Organising resources and collections

I​f you arrange school library collections in a logical and organised way, students and staff will be able to quickly find what they need and will enjoy using the library.


Clear and helpful signs and shelf labels are an essential part of helping students and staff to browse the collection and/or locate the items they need. Signage needs to be clear and easily understood by your students. For example, primary school library signs will be different from those used in a high school.

Be aware that signs can clutter the library and be ignored, especially if their purpose is to tell students what they can’t do in the library.

Individual items also need clear labels to ensure they will be shelved in the correct place. For example, to make sure the correct items are shelved in the teacher reference collection many use T.REF prefix at the start of the call number field and spine labels.


Each school library will be organised differently because of many reasons including:

  • The format and range of physical resources that need to be borrowed and/or used in the library.

  • The size, scope, strengths and weaknesses of the library collection as a whole.

  • The physical layout of the library, shelving units, existing furniture and the presence of computers and printers.

  • The student group.

  • The principal's focus and goals.

  • School-wide and class programs.

  • The needs of teachers and support staff.

  • The library's role within the wider school community.

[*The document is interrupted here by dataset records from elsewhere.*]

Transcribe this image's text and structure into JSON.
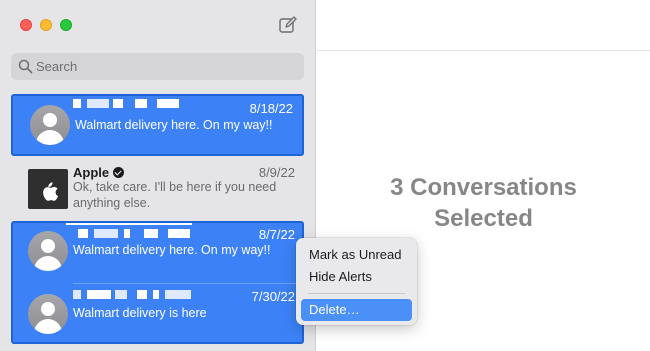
{
  "sidebar": {
    "search_placeholder": "Search",
    "conversations": [
      {
        "name": "",
        "date": "8/18/22",
        "preview": "Walmart delivery here. On my way!!",
        "selected": true
      },
      {
        "name": "Apple",
        "verified": true,
        "date": "8/9/22",
        "preview": "Ok, take care. I'll be here if you need anything else.",
        "selected": false
      },
      {
        "name": "",
        "date": "8/7/22",
        "preview": "Walmart delivery here. On my way!!",
        "selected": true
      },
      {
        "name": "",
        "date": "7/30/22",
        "preview": "Walmart delivery is here",
        "selected": true
      }
    ]
  },
  "main": {
    "status_line1": "3 Conversations",
    "status_line2": "Selected"
  },
  "context_menu": {
    "items": [
      "Mark as Unread",
      "Hide Alerts",
      "Delete…"
    ],
    "highlighted": "Delete…"
  },
  "colors": {
    "selection": "#3c82f6",
    "selection_border": "#1f63d8",
    "sidebar_bg": "#e5e4e6",
    "menu_highlight": "#4a90f7"
  }
}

  • Library staffing levels.

These points will influence the way items are organised within specific collections. The aim is to make the library easy to use and navigate, but there isn’t one right or wrong way to achieve this.

Stop and reflect – will a new student or new teacher quickly understand the library’s layout and be able to find what they need? It is a good idea to visit other school libraries, chat to other library staff and gather ideas.

Hints and tips

Small libraries with a small book collection may simply have fiction, picture book, readers and non-fiction collections. Other libraries with large and varied collections will have several fiction collections aimed at different reading ages or skills.

Some libraries organise all or some resources according to format and access restrictions. For example, big book, teacher reference and class sets may be organised in individual collections in a separate room because they cannot be borrowed by students.

A range of formats need specialist shelving options, for example posters and kits.

Some libraries interfile their non-fiction DVDs and books to create one-stop subject areas.

It is increasingly common to organise fiction books into selected genres rather than organising them in one long alphabetical sequence according to authors’ surnames (see 'Genrefication' information below). 


Find a way to display and promote your best and most popular resources. If some of your collections are old, look dated and are unused you should weed and discard them so they don’t detract from the overall look and feel of the library.

Make it easier for students to find the newest or most attractive items by increasing face-out displays. If your fiction collection shelves are getting full and restricting your display options, you will need to weed the area.

Library displays don’t have to be artistic masterpieces – a simple display of football or animal books can have a positive impact.

Plan changes

No matter how you organise your library resources and collections, consistency is key. This doesn’t mean that you shouldn’t make changes – an effective library must be responsive to changes within the school community and the curriculum.

For example you could chat to some teachers and find out which subjects they plan to focus on next term, and then make a plan to display a range of resources on those topics. If teachers can't quickly find fiction, non-fiction and DVDs relating to Christmas or ANZAC and Remembrance Day, you can move them into separate collections. If resources on the same topic are scattered across the non-fiction collection, move them all to the same Dewey number and label the area.

Make careful plans and outline clear and achievable goals before making large changes. Small changes can have a large impact.


‘Genrefication’ is a term used to describe the organisation of part or all of your fiction books by genre rather than by author.

For example, library staff notice the most popular books are the fairy, animal and sport books. They:

  • Take fairy themed stories out of the main fiction collection. 

  • Add a fairy label to the spine.

  • Add the word FAIRY to the start of the call number field in the Library Management System eg Symphony or Bookmark. Some systems also have a specific genre code that can be applied to item records to enhance searching and reporting.

  • Shelve fairy themed books together in alphabetical order (according to author’s surname).

The same thing is done to sport books. A soccer ball label is added to book spines and SPORT is added to the start of the call number field.

Then the same thing is done to animal stories. A puppy label is used and ANIMALS is added to the start of the call number field.


  • Students can browse themes or genres to quickly and easily find books to borrow. It is easier for students to find ‘read-a-likes’.

  • It usually leads to students borrowing more books.

  • Less confident or easily overwhelmed students pick a genre and then select a book from a smaller and less intimidating area.

  • It is easy to encourage students to read something new. They simply borrow a book from a different genre.

  • It can help students to easily understand and articulate what they like or don’t like to read.

  • There isn’t any ongoing maintenance other than normal library processes.


  • Some believe students should only be exposed to the same classification system used by public libraries.

  • Workplace Health and Safety issues can be caused by moving a large number of books.

  • Some multiple-genre books can be harder to find.

  • Some books are hard to classify.

  • Students who want to read by author can find them hard to locate if they fall within several genres eg John Marsden. 

  • Teachers who include author focuses in their programs find it harder to locate titles.

  • The planning and implementation process is time consuming.